Hint: The lowest capacity index will still be a positive integer, so our predictions here are far off the mark. Of course, that would have been obvious from the very large J(θ) result.

The graph of the J(θ) progression shows that it still has room to decrease further even after 800 iterations, but changing this and waiting through twice as many yielded little significant improvement.

What's strange to me (and why I think I'm not too far off with my approach thus far) is that there does appear to be a relationship modeled in our predictions pretty close to that seen in the training set:

The red markers are the training examples, and the blue markers are the predicted values. The unique slope is certainly there, and the predictions actually appear quite close. Have a side angle:

Now let's backtrack. I started this whole problem off with a 3rd-degree polynomial, long before getting to that 26-degree number shown in the snippet, and I kept increasing that number to see if my results would improve.
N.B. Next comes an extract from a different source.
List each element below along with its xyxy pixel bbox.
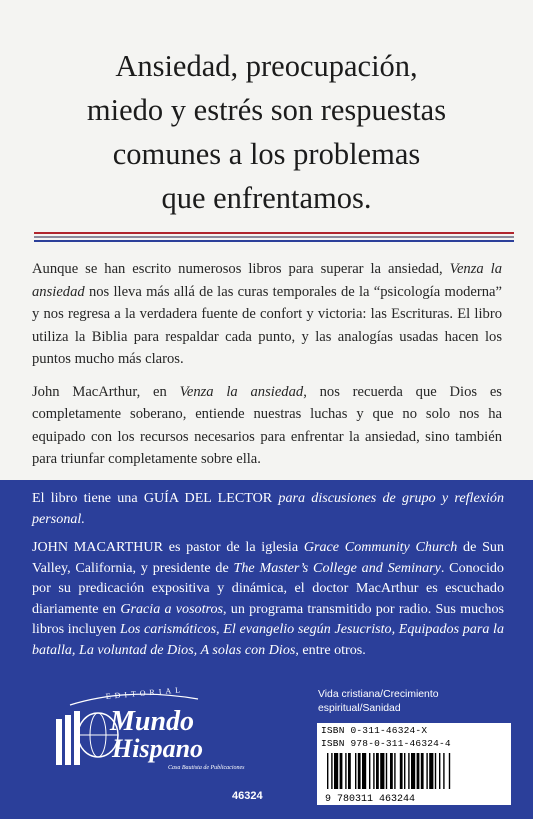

Here are the results from running the same algorithm, but with `d = 3`

instead of `d = 26`

, to show where I started:

```
Loading data ...
Creating 9 total features from 2.
Normalizing Features ...
warning: operator -: automatic broadcasting operation applied
warning: quotient: automatic broadcasting operation applied
Running gradient descent ...
The final J value = 3.252731e+006.
==== Begin Prediction Block ====
Creating 9 total features from 2.
warning: operator -: automatic broadcasting operation applied
warning: quotient: automatic broadcasting operation applied
Results:
==========================================
TPS: 10000.0, Size: 30.0, Expected: 20, Capacity Index: -1363
TPS: 40000.0, Size: 60.0, Expected: 90, Capacity Index: -546
TPS: 39000.0, Size: 1200.0, Expected: 130, Capacity Index: -569
TPS: 10000.0, Size: 100000.0, Expected: 320, Capacity Index: -574
TPS: 50000.0, Size: 100000.0, Expected: 1600, Capacity Index: 2976
TPS: 12000.0, Size: 210000.0, Expected: 1020, Capacity Index: 1644
==========================================
octave:4>
```

Again, still room for further reduction in the J(θ) cost function result, but it would not get down as far as the 26-degree polynomial did earlier.
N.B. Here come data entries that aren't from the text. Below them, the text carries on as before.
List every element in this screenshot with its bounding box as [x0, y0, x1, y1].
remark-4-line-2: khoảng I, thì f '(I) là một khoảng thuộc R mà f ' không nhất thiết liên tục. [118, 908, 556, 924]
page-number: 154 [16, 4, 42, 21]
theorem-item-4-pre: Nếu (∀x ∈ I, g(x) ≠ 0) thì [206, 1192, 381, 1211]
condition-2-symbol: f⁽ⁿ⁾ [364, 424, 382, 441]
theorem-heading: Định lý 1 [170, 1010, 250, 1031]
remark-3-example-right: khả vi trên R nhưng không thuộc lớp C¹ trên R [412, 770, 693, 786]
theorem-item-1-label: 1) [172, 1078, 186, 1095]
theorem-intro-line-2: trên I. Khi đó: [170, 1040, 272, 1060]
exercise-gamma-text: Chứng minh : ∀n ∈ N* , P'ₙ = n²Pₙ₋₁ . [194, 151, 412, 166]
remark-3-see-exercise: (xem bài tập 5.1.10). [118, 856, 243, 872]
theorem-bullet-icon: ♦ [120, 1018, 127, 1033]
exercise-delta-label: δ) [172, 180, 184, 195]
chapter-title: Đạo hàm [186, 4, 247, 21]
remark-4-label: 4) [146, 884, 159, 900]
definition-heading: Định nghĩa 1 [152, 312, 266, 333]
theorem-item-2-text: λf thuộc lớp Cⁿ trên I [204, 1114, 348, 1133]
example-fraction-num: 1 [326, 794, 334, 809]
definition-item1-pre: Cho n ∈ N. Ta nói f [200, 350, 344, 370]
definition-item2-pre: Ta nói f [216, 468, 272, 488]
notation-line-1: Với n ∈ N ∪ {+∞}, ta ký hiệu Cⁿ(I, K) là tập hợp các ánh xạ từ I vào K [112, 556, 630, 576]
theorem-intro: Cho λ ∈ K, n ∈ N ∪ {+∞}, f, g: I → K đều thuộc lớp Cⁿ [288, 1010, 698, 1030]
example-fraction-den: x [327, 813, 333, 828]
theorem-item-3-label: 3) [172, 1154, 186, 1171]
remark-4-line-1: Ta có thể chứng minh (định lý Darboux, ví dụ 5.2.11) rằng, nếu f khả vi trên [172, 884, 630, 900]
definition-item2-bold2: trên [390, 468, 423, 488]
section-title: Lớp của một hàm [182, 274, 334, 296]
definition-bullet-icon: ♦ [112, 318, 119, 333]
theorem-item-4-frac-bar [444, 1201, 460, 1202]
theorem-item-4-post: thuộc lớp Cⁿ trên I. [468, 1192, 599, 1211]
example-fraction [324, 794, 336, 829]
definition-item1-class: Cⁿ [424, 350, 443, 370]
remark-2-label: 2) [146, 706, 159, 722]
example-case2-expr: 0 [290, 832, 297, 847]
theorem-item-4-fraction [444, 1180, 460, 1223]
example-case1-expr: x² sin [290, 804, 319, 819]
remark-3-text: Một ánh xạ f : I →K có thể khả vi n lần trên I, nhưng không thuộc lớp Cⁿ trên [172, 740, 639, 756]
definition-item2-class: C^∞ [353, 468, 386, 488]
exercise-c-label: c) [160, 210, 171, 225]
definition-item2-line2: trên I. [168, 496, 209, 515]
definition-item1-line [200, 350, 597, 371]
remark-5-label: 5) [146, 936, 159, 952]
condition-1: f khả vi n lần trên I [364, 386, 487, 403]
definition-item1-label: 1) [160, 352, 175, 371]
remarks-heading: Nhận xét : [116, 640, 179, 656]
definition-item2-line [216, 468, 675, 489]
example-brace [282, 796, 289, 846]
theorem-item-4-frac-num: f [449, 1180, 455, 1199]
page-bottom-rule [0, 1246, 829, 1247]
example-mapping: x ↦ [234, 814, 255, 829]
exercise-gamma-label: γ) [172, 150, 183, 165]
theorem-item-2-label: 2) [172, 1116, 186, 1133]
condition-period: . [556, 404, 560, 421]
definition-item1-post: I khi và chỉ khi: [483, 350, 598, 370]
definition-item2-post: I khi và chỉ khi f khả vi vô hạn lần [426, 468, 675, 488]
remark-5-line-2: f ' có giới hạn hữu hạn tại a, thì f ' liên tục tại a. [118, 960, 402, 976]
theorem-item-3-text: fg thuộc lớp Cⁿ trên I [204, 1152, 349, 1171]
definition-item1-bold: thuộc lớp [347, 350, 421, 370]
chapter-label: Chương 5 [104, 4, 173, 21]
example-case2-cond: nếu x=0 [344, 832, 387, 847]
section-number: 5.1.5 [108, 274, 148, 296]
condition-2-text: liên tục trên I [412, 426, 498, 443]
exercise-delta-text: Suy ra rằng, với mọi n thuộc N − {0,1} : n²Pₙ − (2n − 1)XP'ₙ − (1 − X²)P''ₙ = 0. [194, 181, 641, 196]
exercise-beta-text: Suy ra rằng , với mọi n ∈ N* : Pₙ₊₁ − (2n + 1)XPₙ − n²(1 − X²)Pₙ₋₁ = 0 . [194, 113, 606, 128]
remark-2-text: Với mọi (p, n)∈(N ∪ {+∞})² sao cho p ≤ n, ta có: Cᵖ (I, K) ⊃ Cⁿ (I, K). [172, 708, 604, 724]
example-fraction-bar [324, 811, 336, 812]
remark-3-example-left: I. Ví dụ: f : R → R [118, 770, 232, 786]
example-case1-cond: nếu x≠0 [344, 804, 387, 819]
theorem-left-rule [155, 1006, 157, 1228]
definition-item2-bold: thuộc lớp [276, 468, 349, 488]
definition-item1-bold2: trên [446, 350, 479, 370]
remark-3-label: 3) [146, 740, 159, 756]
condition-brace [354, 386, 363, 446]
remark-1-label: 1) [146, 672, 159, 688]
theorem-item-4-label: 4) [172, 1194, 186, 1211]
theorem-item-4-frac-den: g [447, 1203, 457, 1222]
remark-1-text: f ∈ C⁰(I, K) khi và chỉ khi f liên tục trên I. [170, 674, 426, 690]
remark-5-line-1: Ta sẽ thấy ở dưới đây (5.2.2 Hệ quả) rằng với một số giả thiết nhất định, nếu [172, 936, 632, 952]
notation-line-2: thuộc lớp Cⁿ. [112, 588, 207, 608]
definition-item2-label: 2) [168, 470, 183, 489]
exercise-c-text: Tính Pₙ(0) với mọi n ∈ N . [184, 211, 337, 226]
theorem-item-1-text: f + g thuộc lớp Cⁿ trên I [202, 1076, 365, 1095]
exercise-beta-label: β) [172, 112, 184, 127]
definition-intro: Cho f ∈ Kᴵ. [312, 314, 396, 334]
Also notice the relationship is not nearly as closely modeled as in our earlier test:

This is why I began incrementing the `d`

variable and ended up at the result shown above. I would like to improve the accuracy of this algorithm, and am unsure of what to do besides continue to increment the `d`

variable to get a higher-degree polynomial. Doing that is undesirable as the algorithm already takes a minute to run, and exceeds that as more terms are added - it doesn't scale well, and seems overkill for this simple of a dataset.
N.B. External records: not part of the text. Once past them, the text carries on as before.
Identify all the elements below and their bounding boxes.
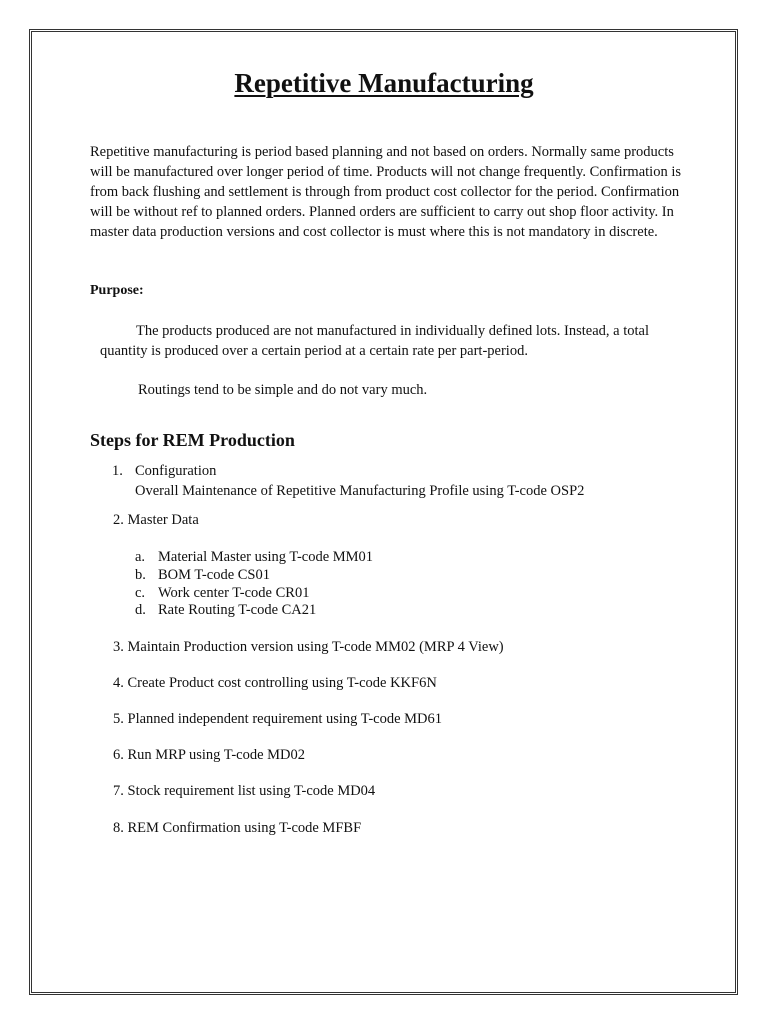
step-6-run-mrp: 6. Run MRP using T-code MD02 bbox=[113, 747, 306, 763]
step-3-production-version: 3. Maintain Production version using T-code MM02 (MRP 4 View) bbox=[113, 639, 504, 655]
master-data-item-bom: BOM T-code CS01 bbox=[158, 567, 270, 583]
master-data-item-work-center: Work center T-code CR01 bbox=[158, 585, 310, 601]
step-7-stock-requirement-list: 7. Stock requirement list using T-code MD04 bbox=[113, 783, 376, 799]
master-data-item-material-master: Material Master using T-code MM01 bbox=[158, 549, 374, 565]
master-data-marker-a: a. bbox=[135, 549, 146, 565]
purpose-paragraph: The products produced are not manufactured in individually defined lots. Instead, a total quantity is produced over a certain period at a certain rate per part-period. bbox=[100, 323, 649, 359]
intro-paragraph: Repetitive manufacturing is period based planning and not based on orders. Normally same products will be manufactured over longer period of time. Products will not change frequently. Confirmation is from back flushing and settlement is through from product cost collector for the period. Confirmation will be without ref to planned orders. Planned orders are sufficient to carry out shop floor activity. In master data production versions and cost collector is must where this is not mandatory in discrete. bbox=[90, 144, 681, 240]
step-5-planned-independent-requirement: 5. Planned independent requirement using T-code MD61 bbox=[113, 711, 443, 727]
steps-heading: Steps for REM Production bbox=[90, 430, 295, 450]
routings-paragraph: Routings tend to be simple and do not vary much. bbox=[138, 382, 428, 398]
page-title: Repetitive Manufacturing bbox=[234, 68, 534, 99]
step-2-label: 2. Master Data bbox=[113, 512, 199, 528]
step-4-product-cost-controlling: 4. Create Product cost controlling using T-code KKF6N bbox=[113, 675, 437, 691]
master-data-marker-c: c. bbox=[135, 585, 146, 601]
master-data-marker-b: b. bbox=[135, 567, 146, 583]
purpose-heading: Purpose: bbox=[90, 283, 144, 298]
step-1-number: 1. bbox=[112, 463, 123, 479]
step-8-rem-confirmation: 8. REM Confirmation using T-code MFBF bbox=[113, 820, 362, 836]
master-data-item-rate-routing: Rate Routing T-code CA21 bbox=[158, 602, 317, 618]
master-data-marker-d: d. bbox=[135, 602, 146, 618]
step-1-label: Configuration bbox=[135, 463, 217, 479]
step-1-detail: Overall Maintenance of Repetitive Manufacturing Profile using T-code OSP2 bbox=[135, 483, 585, 499]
If you have any insights, have found a glaring flaw, or just have a suggestion of something to try, do open an Issue^{[2]} on Github or send a message my way. I'd be very interested to hear your thoughts on this, to better understand where I'm going astray.

### Update 2017/06/07

For a quick test of my understanding that increasing the iterations would not produce a significant reduction in the cost function result, I 10x-ed the iterations from 800 to 8000, still using `d = 26`

and had the following results:

```
Loading data ...
Creating 377 total features from 2.
Normalizing Features ...
warning: operator -: automatic broadcasting operation applied
warning: quotient: automatic broadcasting operation applied
Running gradient descent ...
The final J value = 6.377990e+003.
==== Begin Prediction Block ====
Creating 377 total features from 2.
warning: operator -: automatic broadcasting operation applied
warning: quotient: automatic broadcasting operation applied
Results:
==========================================
TPS: 10000.0, Size: 30.0, Expected: 20, Capacity Index: 33
TPS: 40000.0, Size: 60.0, Expected: 90, Capacity Index: 260
TPS: 39000.0, Size: 1200.0, Expected: 130, Capacity Index: 262
TPS: 10000.0, Size: 100000.0, Expected: 320, Capacity Index: 236
TPS: 50000.0, Size: 100000.0, Expected: 1600, Capacity Index: 1650
TPS: 12000.0, Size: 210000.0, Expected: 1020, Capacity Index: 971
==========================================
octave:2>
```

This is a pretty serious improvement. I do note that the algorithm is still lacking the accuracy I'd hoped to see, but we're getting into the ballpark here. I've shared this repository to /r/learnmachinelearning^{[3]} for additional feedback.